La verità è che aveva poco senso, e oggi ne ha ancor meno, stare a parlare dell’uomo Crocetta, o del personaggio. Di quello che sarebbe rimasto in un silenzio vigliacco di fronte a parole infami o di quello che sarebbe rimasto vittima di un’operazione per farlo fuori a beneficio di qualcun altro. Perché comunque sia andata ieri, non si tratta dell’ennesimo sasso nello stagno del suo governo regionale – uno stagno peraltro mobilissimo, in cui sono stati cambiati più di trenta assessori in pochi mesi. Non è rimasto nemmeno più lo stagno. Vi si sono ammassate tutte le macerie di una stagione di governo, senza governo e senza politica. Non parlo dei primi mesi dei Zichichi e dei Battiato che sembrano galassie lontane, o del “modello Sicilia” che non è mai esistito nemmeno quando si dichiarava “più grillino dei grillini”, o della “rivoluzione” abusata nelle conferenze stampa permanenti.

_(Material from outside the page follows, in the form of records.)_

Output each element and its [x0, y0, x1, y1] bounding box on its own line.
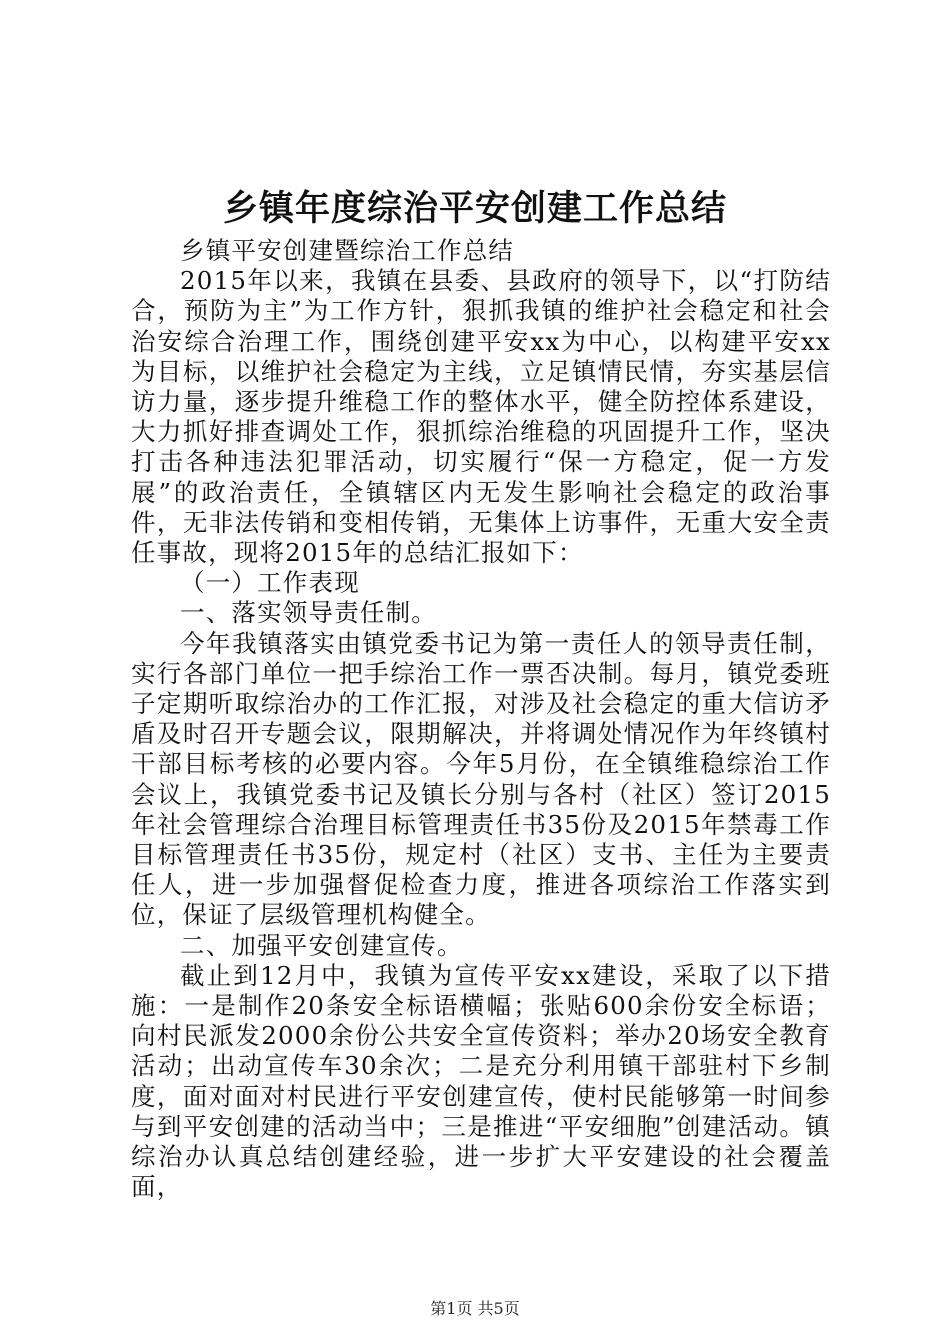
leadership-paragraph: 今年我镇落实由镇党委书记为第一责任人的领导责任制，实行各部门单位一把手综治工作一票否决制。每月，镇党委班子定期听取综治办的工作汇报，对涉及社会稳定的重大信访矛盾及时召开专题会议，限期解决，并将调处情况作为年终镇村干部目标考核的必要内容。今年5月份，在全镇维稳综治工作会议上，我镇党委书记及镇长分别与各村（社区）签订2015年社会管理综合治理目标管理责任书35份及2015年禁毒工作目标管理责任书35份，规定村（社区）支书、主任为主要责任人，进一步加强督促检查力度，推进各项综治工作落实到位，保证了层级管理机构健全。	[131, 628, 831, 930]
document-title: 乡镇年度综治平安创建工作总结	[222, 189, 727, 229]
publicity-paragraph: 截止到12月中，我镇为宣传平安xx建设，采取了以下措施：一是制作20条安全标语横幅；张贴600余份安全标语；向村民派发2000余份公共安全宣传资料；举办20场安全教育活动；出动宣传车30余次；二是充分利用镇干部驻村下乡制度，面对面对村民进行平安创建宣传，使村民能够第一时间参与到平安创建的活动当中；三是推进“平安细胞”创建活动。镇综治办认真总结创建经验，进一步扩大平安建设的社会覆盖面，	[131, 960, 831, 1202]
subtitle-paragraph: 乡镇平安创建暨综治工作总结	[180, 236, 515, 265]
section-heading-performance: （一）工作表现	[180, 568, 360, 598]
heading-leadership-responsibility: 一、落实领导责任制。	[180, 598, 437, 628]
document-body	[131, 236, 831, 1203]
intro-paragraph: 2015年以来，我镇在县委、县政府的领导下，以“打防结合，预防为主”为工作方针，狠抓我镇的维护社会稳定和社会治安综合治理工作，围绕创建平安xx为中心，以构建平安xx为目标，以维护社会稳定为主线，立足镇情民情，夯实基层信访力量，逐步提升维稳工作的整体水平，健全防控体系建设，大力抓好排查调处工作，狠抓综治维稳的巩固提升工作，坚决打击各种违法犯罪活动，切实履行“保一方稳定，促一方发展”的政治责任，全镇辖区内无发生影响社会稳定的政治事件，无非法传销和变相传销，无集体上访事件，无重大安全责任事故，现将2015年的总结汇报如下：	[131, 266, 831, 568]
heading-publicity: 二、加强平安创建宣传。	[180, 930, 463, 960]
page-number-footer: 第1页 共5页	[430, 1299, 520, 1318]
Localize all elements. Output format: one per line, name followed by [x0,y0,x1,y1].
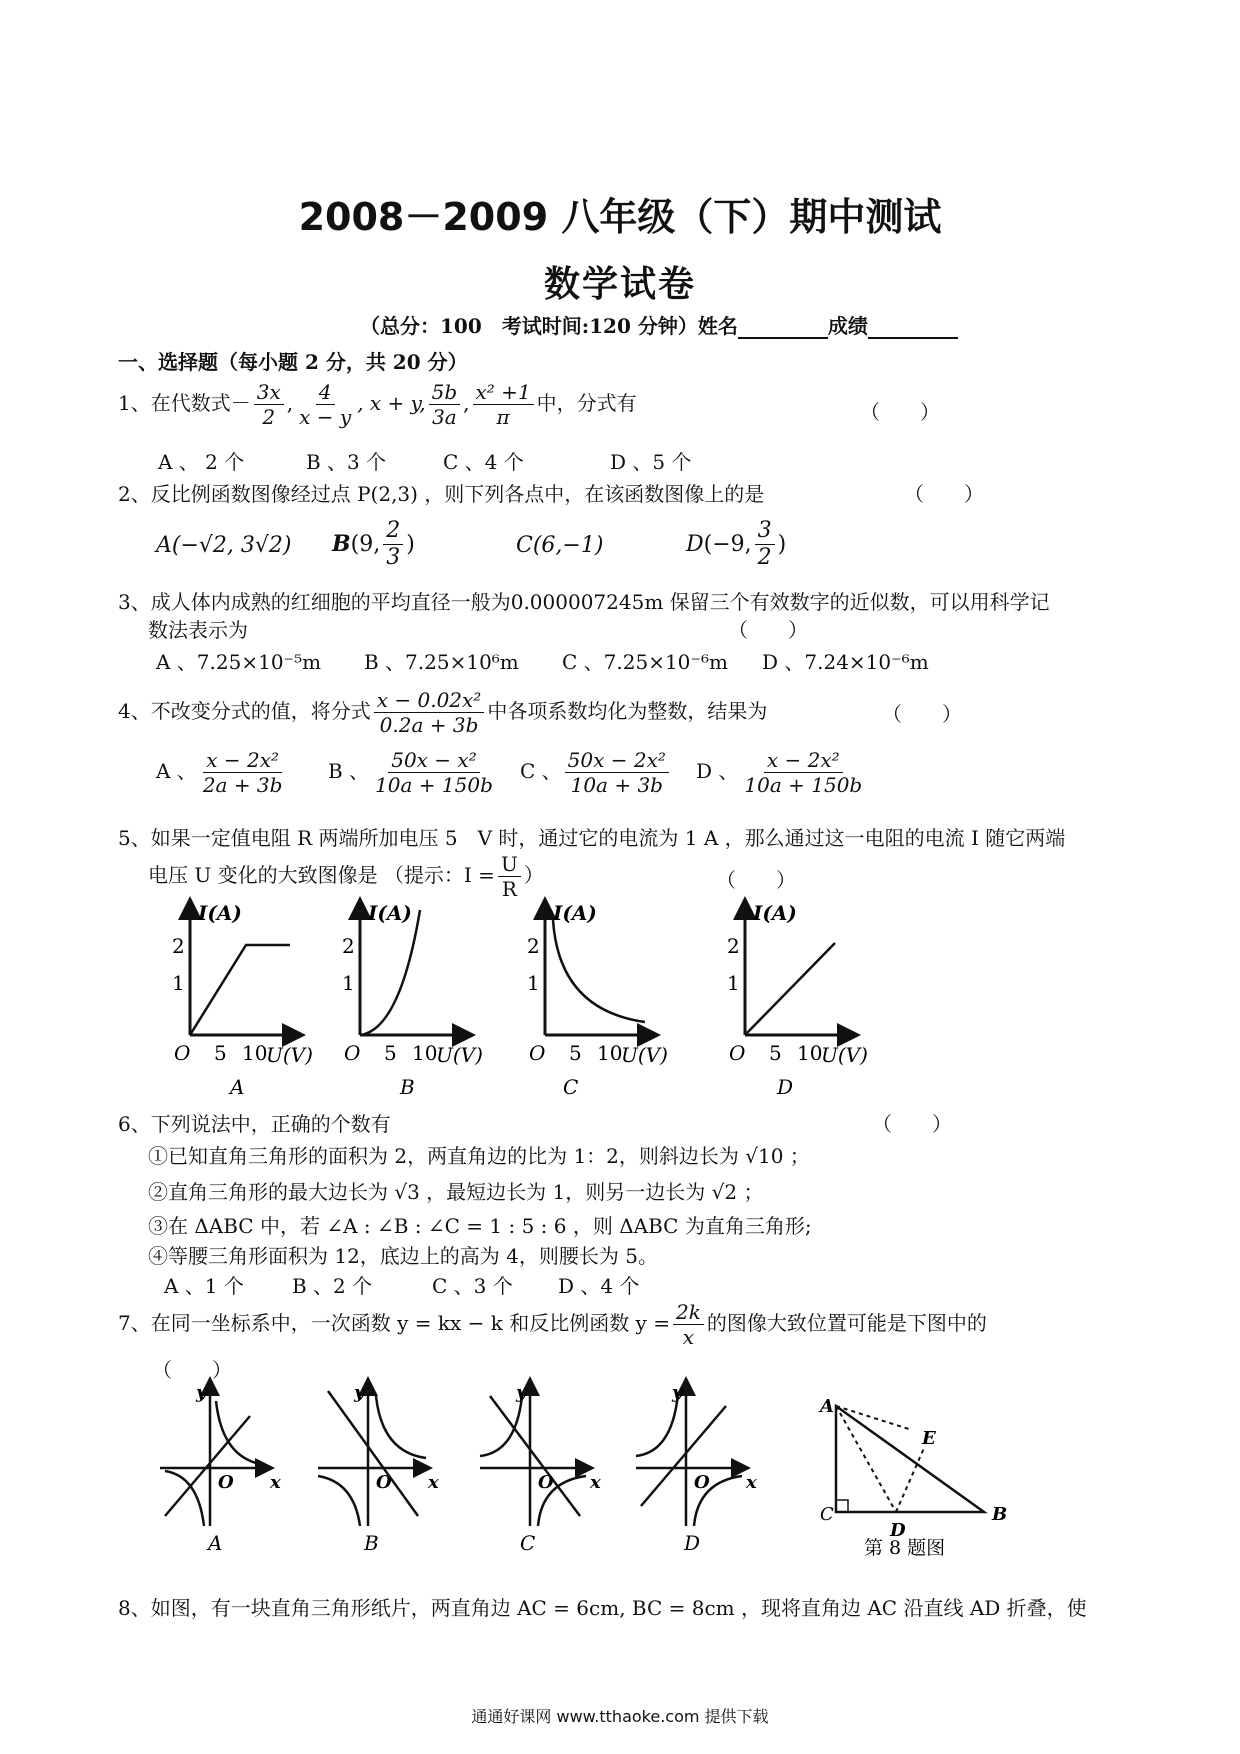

È che non c’è governo laddove regna l’emergenza, l’approssimazione e il trasformismo. Non c’è governo dove proliferano corti e “cerchi magici”, e se al rapporto con le forze sociali e produttive si sostituiscono le relazioni con i singoli, i legami “diretti” che non di rado possono comportare fenomeni di dipendenza patologica e psicologica. È quello che emerge dal “caso Tutino”, dove per scorgervi lo squallore non serviva un’intercettazione vera o fasulla o il racconto di faccende private del governatore che tali devono restare.

Era già tutto nella vicenda politica, nello scontro con la Borsellino, in cui Crocetta aveva nei fatti scelto il suo medico e amico poi arrestato. Ma non c’è nemmeno politica quando la discussione pubblica è sequestrata da un’eterna lotta sulle nomine, sulle patenti indebitamente rilasciate e tolte di legalità. Non c’è politica se manca una visione dello sviluppo, che non è certo solo compito di un governatore, ma di un’intera classe dirigente, e in primo luogo dei partiti che, se ce l’hanno, non l’hanno ancora comunicata a nessuno. Nessuno è senza colpe, in questa Sicilia alla deriva, con la zavorra di una finanza regionale insostenibile.

L’eredità del passato era devastante, bellamente ignorata dai Buttafuoco di turno che, nel vuoto di cultura e di memoria, hanno persino alimentato la nostalgia di Cuffaro. Una nostalgia che forse c’è, ed la più grave colpa di questa stagione. La crisi della Sicilia, del resto, non è imputabile tutta a questo governo regionale. E sarebbe disonesto non ricordare che manca, e non da oggi, a Roma e a Bruxelles, un’agenda per il sud all’altezza di una crisi che non è mai solo economica, ma è sociale e diventa persino morale. Non tutto si può fare a Palermo, e forse poco. Il vero delitto è non essere in grado di fare nemmeno quello.